The best intentions and all that!
Some fairly recent stuff on this topic on YouTube about ITER.
And lets not forget we learned to fly because we never stopped trying.
"A tokamak (Russian: Токамáк) is a device which uses a powerful magnetic field to confine a hot plasma in the shape of a torus. The tokamak is one of several types of magnetic confinement devices being developed to produce controlled thermonuclear fusion power. As of 2016, it is the leading candidate for a practical fusion reactor.
Tokamaks were initially conceptualized in the 1950s by Soviet physicists Igor Tamm and Andrei Sakharov, inspired by a letter by Oleg Lavrentiev. Meanwhile, the first working tokamak was attributed to the work of Natan Yavlinsky on the T-1".
A fusion reactor that supplies electricity to the power grid seems only slightly more likely than a genuine quantum computer, in other words not at all likely.
So far, from a massive energy input, the main output is a huge neutron flux - no use to anyone.

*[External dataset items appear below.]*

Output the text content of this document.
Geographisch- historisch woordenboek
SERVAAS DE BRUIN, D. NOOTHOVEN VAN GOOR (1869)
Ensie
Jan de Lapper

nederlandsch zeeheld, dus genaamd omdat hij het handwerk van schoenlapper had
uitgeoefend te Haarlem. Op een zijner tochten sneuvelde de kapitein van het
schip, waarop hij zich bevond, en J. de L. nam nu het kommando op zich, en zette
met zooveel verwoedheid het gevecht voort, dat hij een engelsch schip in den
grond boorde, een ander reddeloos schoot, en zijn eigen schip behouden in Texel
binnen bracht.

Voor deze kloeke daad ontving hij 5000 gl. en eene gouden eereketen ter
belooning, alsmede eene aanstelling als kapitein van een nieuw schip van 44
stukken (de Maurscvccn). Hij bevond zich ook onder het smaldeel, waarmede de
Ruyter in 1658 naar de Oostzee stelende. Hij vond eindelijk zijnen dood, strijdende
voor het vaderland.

Considering the amount of money that has been (and is being) spent, e.g. on ITER and similar projects, space-based solar power could be a better bet. Though still years away, the problems involved are at least tractable. The same can't be said for fusion power, sadly.
The best solution, anathema to the world economic system, is simply make less stuff, use less energy. Then, maybe, renewables could supply our needs.
We also need to make less people. The planet has bee suffering ever since we started agriculture. It's been guessed that 10 million hunter gatherers existed in (stressful) harmony with the rest of the ecosystem. Using nuclear fusion suddenly seems like a tractable problem compared with my proposal.
The 'too many people' argument. I agree the trouble might have started with agriculture, by which accumulation of surplus = accumulation of wealth/property etc. = roots of capitalism. It's too simplistic to say there are too many people. More like there is too much wealth in the hands of a tiny minority of people, an 'elite'. Without wishing to sound 'political', a system that has the likes of Bezos, Gates & co worth more than the GDP of very many countries must be a tad suspect.